One way to make sure your customers’ queries are being handled real time is to connect your website to Facebook messenger. Your website visitors can type in their questions either as a guest or logged in on Facebook while you get the notification on your messenger app—which hopefully is installed on your phone with notifications turned on!
It's easy to say thank you for the nice comments—but what if the comments are negative? Most of our first reaction to criticism is to get defensive. For a business, however, the best approach is to acknowledge the problem and make an honest effort to resolve it. Try taking the conversation offline to avoid getting into a lengthy discussion in a public forum. Responding to both good and bad comments shows that your business is listening to customers and acting on their input.
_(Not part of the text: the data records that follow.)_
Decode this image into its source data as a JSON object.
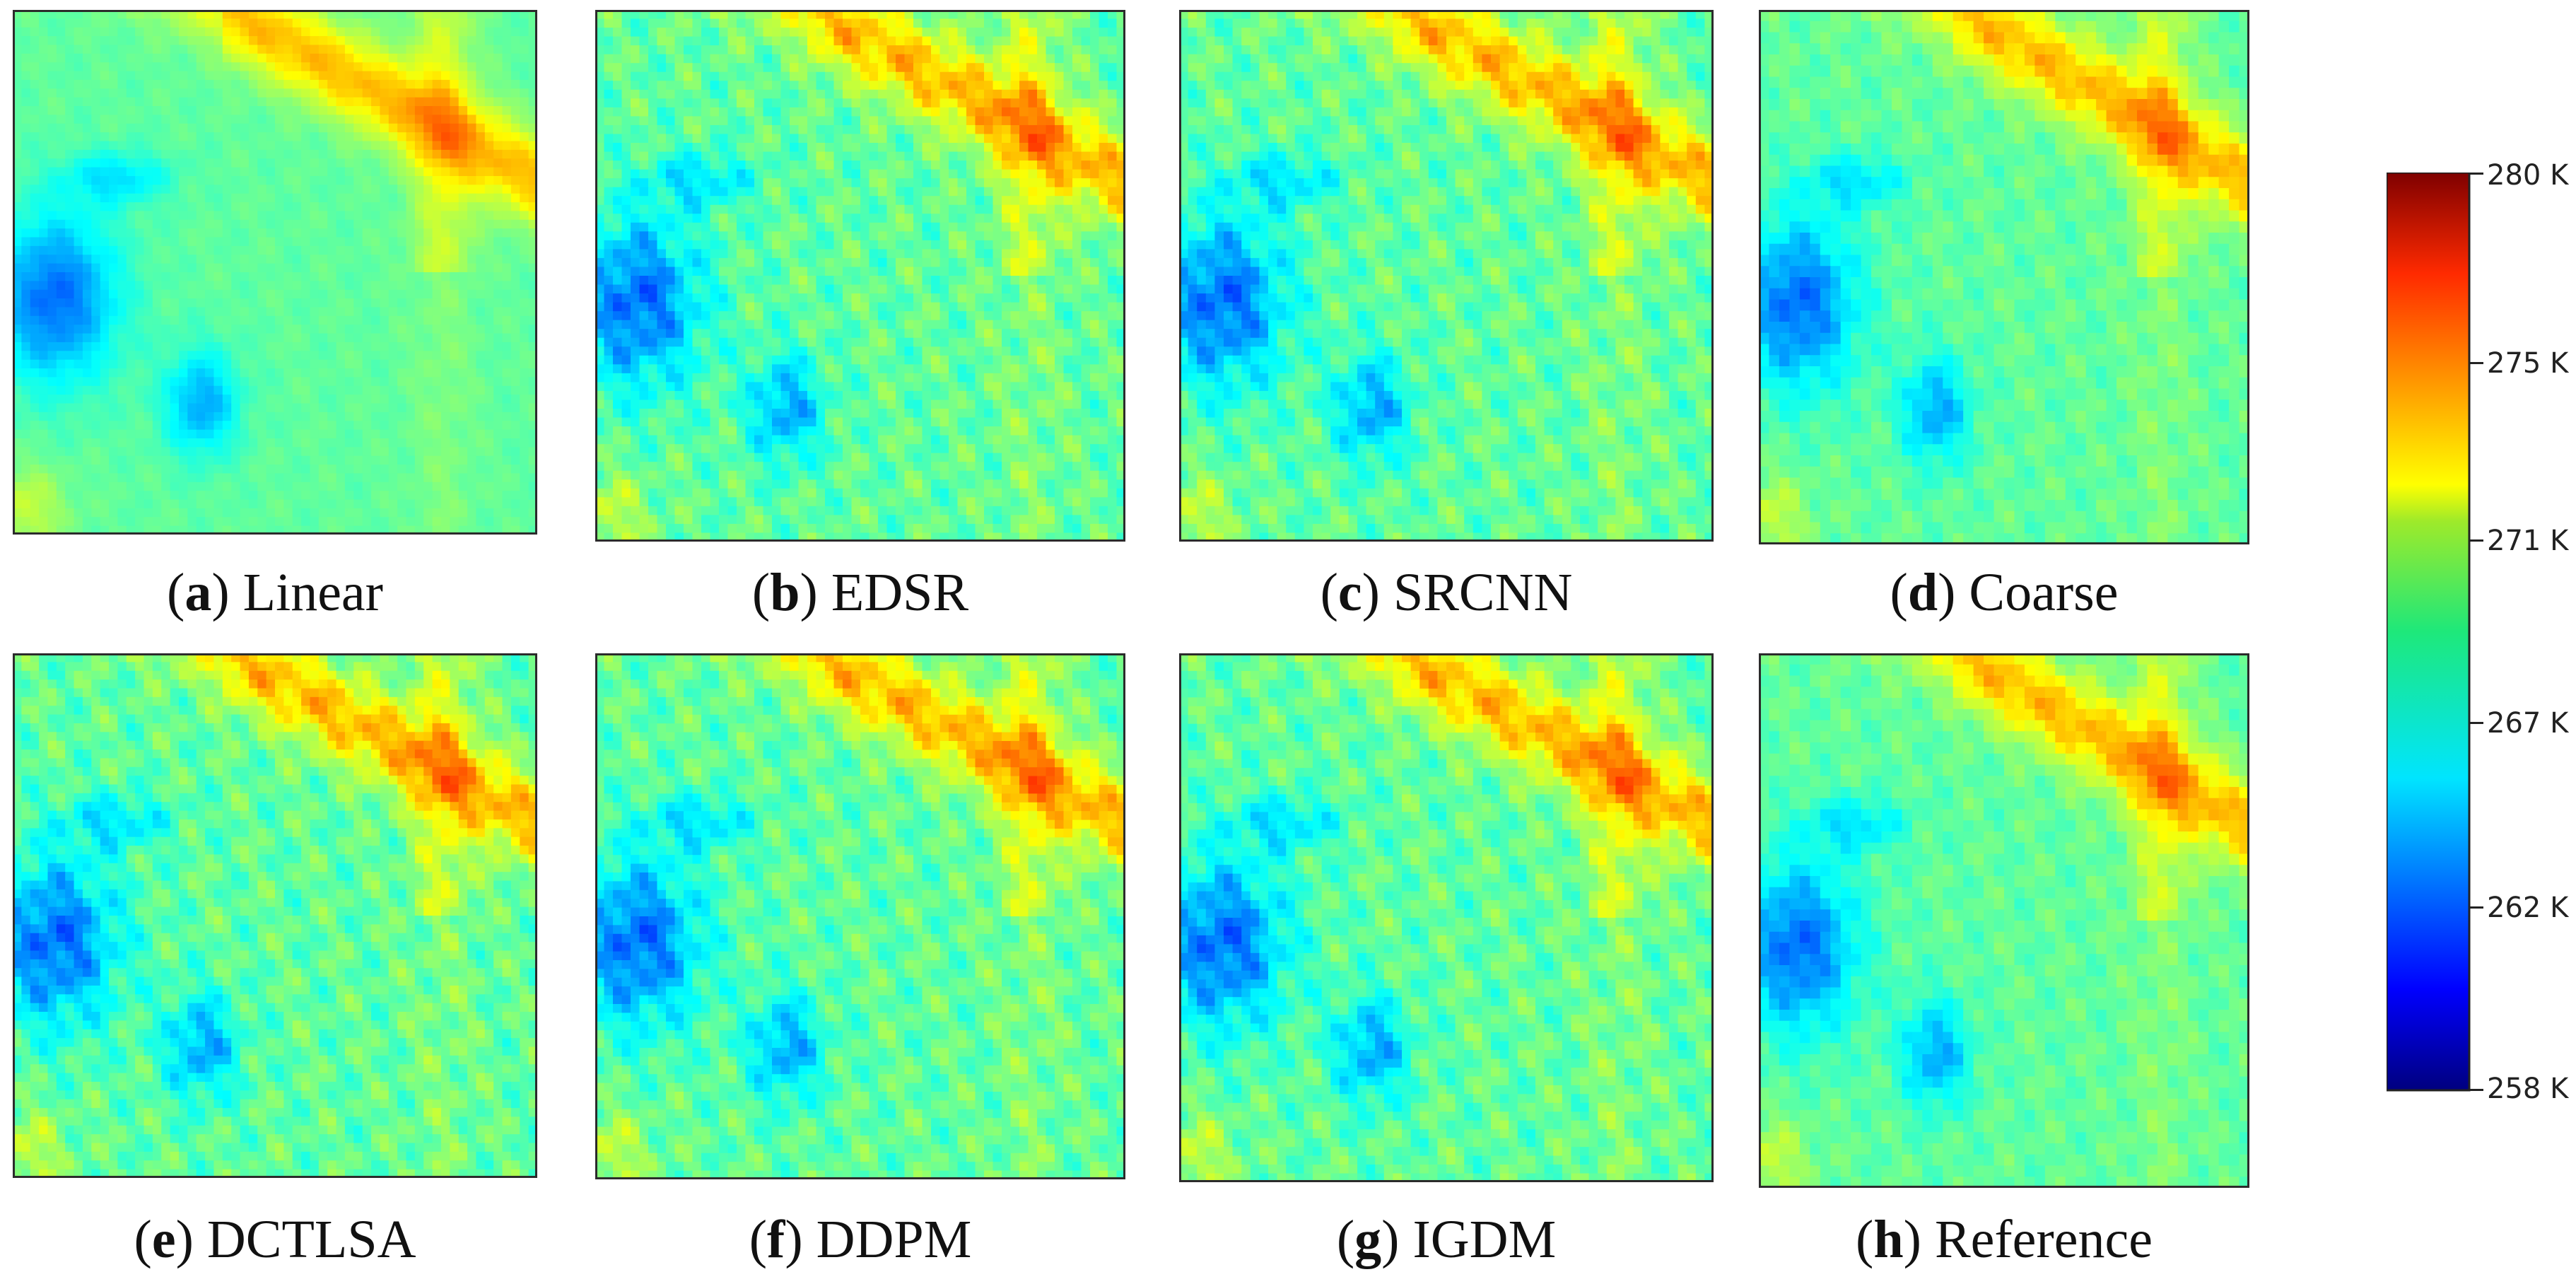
{
  "figure": {
    "panels": [
      {
        "letter": "a",
        "name": "Linear"
      },
      {
        "letter": "b",
        "name": "EDSR"
      },
      {
        "letter": "c",
        "name": "SRCNN"
      },
      {
        "letter": "d",
        "name": "Coarse"
      },
      {
        "letter": "e",
        "name": "DCTLSA"
      },
      {
        "letter": "f",
        "name": "DDPM"
      },
      {
        "letter": "g",
        "name": "IGDM"
      },
      {
        "letter": "h",
        "name": "Reference"
      }
    ],
    "colorbar": {
      "colormap": "jet",
      "min": 258,
      "max": 280,
      "unit": "K",
      "ticks": [
        "280 K",
        "275 K",
        "271 K",
        "267 K",
        "262 K",
        "258 K"
      ],
      "tick_values": [
        280,
        275,
        271,
        267,
        262,
        258
      ]
    }
  }
}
Suppose you own a travel accessories and luggage website and you see some social media users having a discussion about the best way to pack all your items in a carry-on for a two-week trip. Get involved in the conversation by offering useful information. For instance, you could post a link to an article on your website about carry-on packing tips, as well as mention some space-saving packing accessories (that you happen to sell). The key is to provide valuable tips — not just a hard sell.
Keeping tabs on all the social media sites where your prospective customers spend time probably sounds like an overwhelming task. However, there are solutions to help. One way to get started is to set up a Google Alert on keywords such as your business name, your biggest competitors, or the product lines you carry.
You can amp up your conversational business by using Professional Business Directory with Review Management service. Not only will all your information be consistent on all business listings in over 20 directories (e.g. Google My Business, Facebook, Instagram, Foursquare, Google Maps, etc.), you will be able to access a platform where you can see and respond to reviews, social posts, and comments from all the connected accounts.
Businesses should take every opportunity to engage with customers. Whatever place the customer is in or whether the customer’s experience is good or bad—all opportunities is an invitation to a possible long-term relationship. Remember, the customer holds the key that can make or break a small business. So, start conversing today.